My school used to require CNA but now they only recommend it. You are more likely to be accepted into their program if you do have a CNA.
- 0Feb 26, '10 by MotivatedOneMost community colleges in NC require you at least take the NA course to even apply to a nursing program. You don't necessarily have to be certified, but a lot of them are requiring that you do. If you do desire to become a CNA, I would recommend working in a hospital rather than a nursing home. You'd get to see a variety of patients. Especially if you're in a float pool.
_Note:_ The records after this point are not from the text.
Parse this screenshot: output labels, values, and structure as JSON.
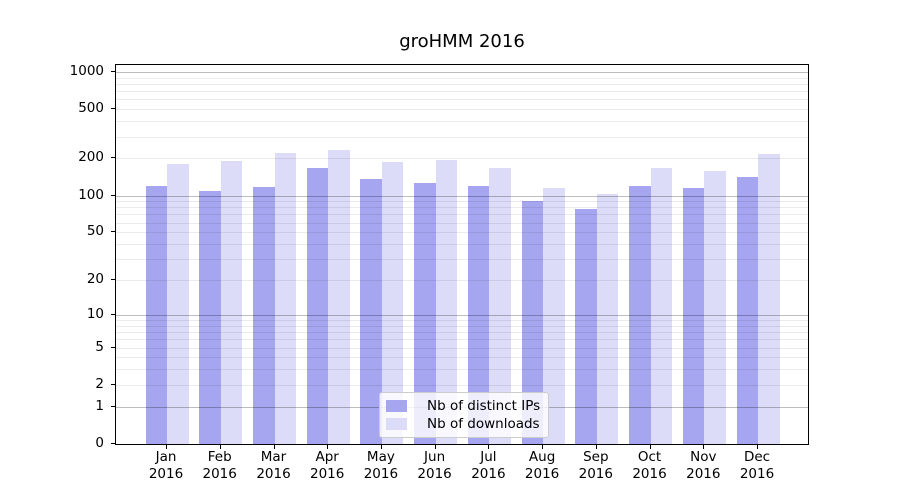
{
  "title": "groHMM 2016",
  "chart_data": {
    "type": "bar",
    "title": "groHMM 2016",
    "categories": [
      "Jan 2016",
      "Feb 2016",
      "Mar 2016",
      "Apr 2016",
      "May 2016",
      "Jun 2016",
      "Jul 2016",
      "Aug 2016",
      "Sep 2016",
      "Oct 2016",
      "Nov 2016",
      "Dec 2016"
    ],
    "series": [
      {
        "name": "Nb of distinct IPs",
        "color": "#a5a5f0",
        "values": [
          120,
          109,
          117,
          168,
          137,
          127,
          120,
          90,
          78,
          119,
          115,
          142
        ]
      },
      {
        "name": "Nb of downloads",
        "color": "#dcdcf8",
        "values": [
          180,
          190,
          220,
          235,
          188,
          195,
          168,
          115,
          103,
          167,
          158,
          218
        ]
      }
    ],
    "xlabel": "",
    "ylabel": "",
    "yscale": "log10(value+1)",
    "ylim": [
      0,
      1170
    ],
    "yticks": [
      0,
      1,
      2,
      5,
      10,
      20,
      50,
      100,
      200,
      500,
      1000
    ],
    "grid": "horizontal, minor light lines at 2-9 per decade, major lines at powers of 10",
    "legend_position": "bottom-center-inside"
  },
  "legend": {
    "items": [
      {
        "label": "Nb of distinct IPs"
      },
      {
        "label": "Nb of downloads"
      }
    ]
  },
  "colors": {
    "distinct_ips_bar": "#a5a5f0",
    "downloads_bar": "#dcdcf8",
    "axis": "#000000",
    "major_gridline": "#bfbfbf",
    "minor_gridline": "#ebebeb",
    "background": "#ffffff"
  }
}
I'm not sure where exactly in NC you are but Baptist Hospital in Winston Salem just started a float pool NA. I think you'd get paid more in a nursing home that you would in a hospital but your patient load would be larger in a nursing home vs a hospital.
You'd have to take a few pre requisites such as Anatomy and Physiology, maybe microbiology, a general chemistry, general psych, developmental psych, college algebra, elementary statistics and maybe sociology depending on where it is you're planning to apply.
Like others who posted before me have said, I'd check with whatever school you plan to apply for their minimum requirements. Create an excel sheet with the different programs and their minimum requirements.
Whatever you decide to do, good luck!!!
- 0Apr 9, '10 by MandaTayeGo to your closest community college and take placement tests to see if you're at the skill level required to perform well in your pre-req's. You may need to brush up on English and/or math. Meet with an advisor to find out what courses you need to take for the program. Get your CNA. Maintain close contact with your advisor as they will help you through this process.
Obtaining your degree in nursing is one obstacle after another. It takes a lot of perseverance.